Different Phases of Life, Different Focuses

Never had I thought I would blog someday but I suppose at past 50, one should start penning down thoughts to leave behind some learning and experiences for those who seek wisdom on the Net. There was a professor who once had said that anything posted on the Net stays on the Net and should technology become very sophisticated someday where people can just seek assistance by redirecting their eye balls towards the issues that popped up in their brain and a hologram appears before their eyes with possible solutions - well, I hope my blog also appears as a possible solution provider to life issues. 

To be fair, I do not expect to provide all solutions to everyone's problems, my love is for writing (among others) and at different stages in life, we focus on different things. Right after graduation, I was hunting for jobs and that was during the great recession of 1988. Funnily, I did land a temporary job at the very university where I studied (they still owe me RM650-my final salary!!) while my fellow undergrads were scrambling to get employed. Somehow, transition from one job to the other from then one was quite smooth that I joined the proper workforce - full time job and all, worked for a full 15 years before I decided to temporarily call it a day. During that 15 years, the focus was on earning enough to be able to afford a house, a car (a kid came along the way after marriage in 1991) and some bank balances (not to mention the insurance policies). 

The day I left my job, I focused on my second child who arrived 10 years after the first one. It was parenting all over again but at the time my great hubby (now ex) wasn't much of a support. He was already 40 and was bent on having all the fun he had missed in his early 20s. So, as mother I had to totally focus on running the house, earning enough on part time assignments to raise the two kids, study for my MBA and of course to stay sane! The thing about sanity is that sometimes it snaps. Mine did in 2006.

Three years after leaving full time employment to focus on raising my precious second child, I realised that my worth was only if I were to earn hard money. There is a saying in my mother tongue - Tamil, a man without money is equivalent to a corpse.
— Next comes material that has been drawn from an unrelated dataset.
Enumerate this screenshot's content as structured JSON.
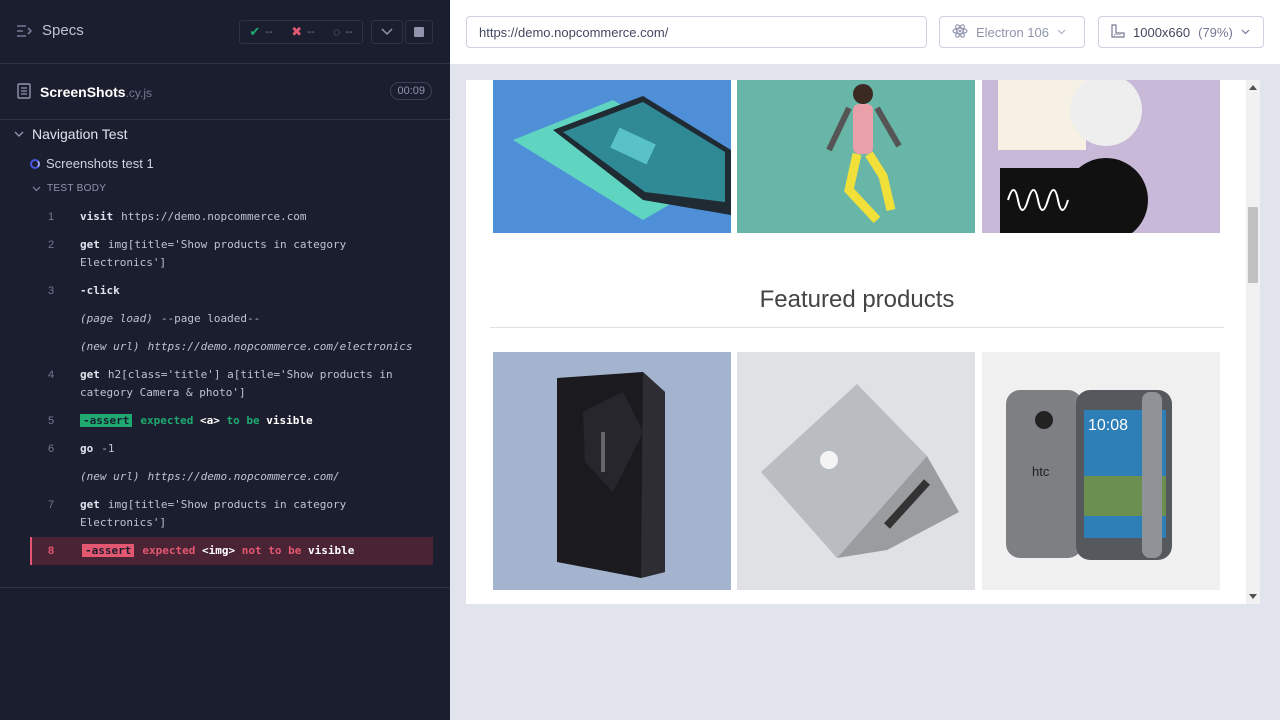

I realised in that during the three years that I was a full time home worker, part time earner. No one respected me despite my having an MBA and was the only person with higher education among my in-laws. Such was the power of money. 

In 2006, I decided to return to full time work. Landed a wonderful job with a government agency. The thing about government agencies is that the working pace is like the government, while the pay and perks surpasses the private sector. In the same year I divorced my husband to whom I was married for 16 years. The next 6 years saw my meteoric rise at work - given double promotion at one time for exemplary performance, was quite well-known among government agencies and even appeared on TV at one time! Achievements after achievements were added to my coffers of success along with lots of hard cash. In the interim, there was a cardiovascular surgeon in my life. Him being a millionaire added more hard cash to my balances. The thing about money is that it makes us `blind' at one stage in life. Blind when ego takes over all rationality. I realised the truth in pride comes before a fall in 2012 when my contract at the government agency was not renewed. Over night I was jobless. Actually, I, too decided to walk out of that job. The fact was - I was jobless, no income, had some debts, the cardiovascular surgeon and I had parted ways and had a kid in international school. As they say, every hard fall in life denotes a new chapter - it did, too, in my life.